I am starting to realize that I love both pictorialist photography and f/64 photography – and that that’s all right. Ultimately, it is about the picture and what the artist is trying to say with the image.  One of the great aspects of searching out favorites at the end of each year is that I get to type the name “Ansel Adams” into a GOOGLE Image search and visit old friends. There they are all lined up and tweaking my memory with a dash (dopamine blasts) of fondness.

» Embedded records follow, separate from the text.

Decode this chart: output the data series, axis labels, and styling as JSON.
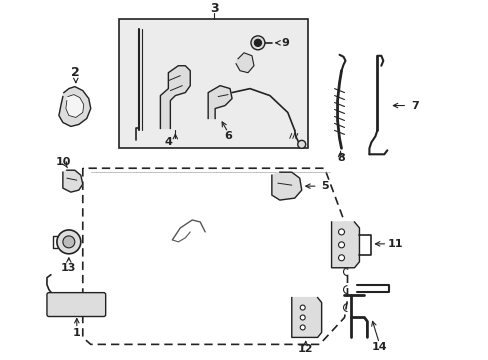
{
  "bg_color": "#ffffff",
  "line_color": "#222222",
  "figsize": [
    4.89,
    3.6
  ],
  "dpi": 100,
  "box_fill": "#ececec",
  "comp_fill": "#dddddd"
}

All that fanfare. I would like to name as Favorite Photograph for 2015 # 9 one of my absolute all time Ansel Adams photographs:  Winter Sunrise, Sierra Nevada from Lone Pine, 1944.   As with all of Adams’ work there are lots of copies on the web and the link that I have given you is from Scripps College. I chose it because it has those absolutely luscious sepia, selenium tones that finalize a great Adams print. The appeal of Winter Sunrise to me is that it represents everything that Ansel Adams stood for. It is crystal sharp and its dynamic range – the zone system personified as if it were a religion. Note the detail in both the blacks and whites, the subtle differences between the clouds and the sky.  Then there is the spotlighting of the horse. The horse is, of course, the central figure in the image, but given the grandeur of the mountains it takes a moment or two for you eye to realize that fact. And recognize that the mountains and the horse define the great American West. This was Ansel Adams at the height of his career – as the master of his craft.